Uncle Tom’s Cabin Project (Entry 2): Editorial Approach

This is the second draft entry in a projected multi-part posting. During next week these documents will be refined. This posting on “Editorial Approach” is accompanied by a previous posting on “Composition History” and a subsequent posting on an “Experiment.”

I am proposing–attempting to imagine–an editing and humanities computing experiment that would offer an alternative form of evidence for my belief that some installments of Harriet Beecher Stowe’s National Era version of Uncle Tom’s Cabin are later authorial revisions of the 1852 Jewett edition text.

    Editorial Approach

  1. While some editorial approaches (such as German genetic editing) generally hold that one respects authority of individual documentary record (book has one version of text, serial has another, no mixing), other approaches (Greg-Bowers-Tanselle) hold that authorial intention is a valid historical interest and that authorial revision would tend to place greater emphasis on larger concerns (wording) and less interest on punctuation and type styling.

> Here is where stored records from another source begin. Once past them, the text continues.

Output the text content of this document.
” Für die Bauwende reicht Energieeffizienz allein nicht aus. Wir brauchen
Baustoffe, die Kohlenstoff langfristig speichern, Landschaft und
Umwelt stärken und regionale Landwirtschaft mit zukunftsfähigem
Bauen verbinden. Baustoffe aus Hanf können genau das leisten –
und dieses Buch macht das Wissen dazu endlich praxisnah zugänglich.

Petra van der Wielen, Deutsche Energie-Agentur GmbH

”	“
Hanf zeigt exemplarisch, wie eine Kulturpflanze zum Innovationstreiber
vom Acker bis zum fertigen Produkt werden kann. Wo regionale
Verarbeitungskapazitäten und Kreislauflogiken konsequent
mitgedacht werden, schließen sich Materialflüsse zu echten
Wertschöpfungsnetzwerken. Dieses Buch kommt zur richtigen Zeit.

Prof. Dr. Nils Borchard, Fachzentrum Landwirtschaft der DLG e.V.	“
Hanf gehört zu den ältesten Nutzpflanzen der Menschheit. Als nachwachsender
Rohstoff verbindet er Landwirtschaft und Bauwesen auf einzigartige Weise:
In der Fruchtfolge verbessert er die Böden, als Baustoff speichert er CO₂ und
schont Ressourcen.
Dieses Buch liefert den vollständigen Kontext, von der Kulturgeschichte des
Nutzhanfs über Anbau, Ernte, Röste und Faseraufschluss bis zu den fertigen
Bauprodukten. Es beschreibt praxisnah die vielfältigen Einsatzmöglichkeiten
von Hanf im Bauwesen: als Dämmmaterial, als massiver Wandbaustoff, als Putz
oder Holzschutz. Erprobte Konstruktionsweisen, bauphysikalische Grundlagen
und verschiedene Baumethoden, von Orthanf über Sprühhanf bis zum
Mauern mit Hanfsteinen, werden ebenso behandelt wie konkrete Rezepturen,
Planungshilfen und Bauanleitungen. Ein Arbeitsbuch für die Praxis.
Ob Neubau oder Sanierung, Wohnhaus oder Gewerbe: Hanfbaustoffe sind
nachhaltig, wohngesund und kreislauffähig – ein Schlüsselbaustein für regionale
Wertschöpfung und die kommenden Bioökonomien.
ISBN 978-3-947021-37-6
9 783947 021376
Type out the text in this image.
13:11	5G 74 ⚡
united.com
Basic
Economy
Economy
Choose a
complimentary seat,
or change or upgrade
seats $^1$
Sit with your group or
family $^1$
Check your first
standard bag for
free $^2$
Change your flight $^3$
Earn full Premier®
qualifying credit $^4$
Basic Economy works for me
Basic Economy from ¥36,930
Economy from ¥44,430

This is not true of all periods or all authors, but I think (based on my review of the UTC manuscripts) there is an element of truth in it for Stowe.
  2. Hershel Parker in Verbal Icon privileges the revision moments most nearly associated with active composition. If an author botches a text (maims it) because an editor complained, Parker thinks the study of authorial intention should reject those changes. I think he goes a little far, and a skeptic might consider this a divine afflatus theory of composition, but it has some merit. Those changes made months later may no longer reflect active engagement with the text. Revisions easily muck up ideas that may have been better presented in an unrevised text.
  3. What do scholars need? A few years ago, I thought that an edition of the newspaper version of Stowe’s text was needed most. So that’s what I did in my dissertation. Now I think a study of the variants is needed most. That’s why I am proposing a fluid text edition along the principles advanced by John Bryant. While the edition would also include scrupulous documentary versions of each text, it would also include an editorially prepared text.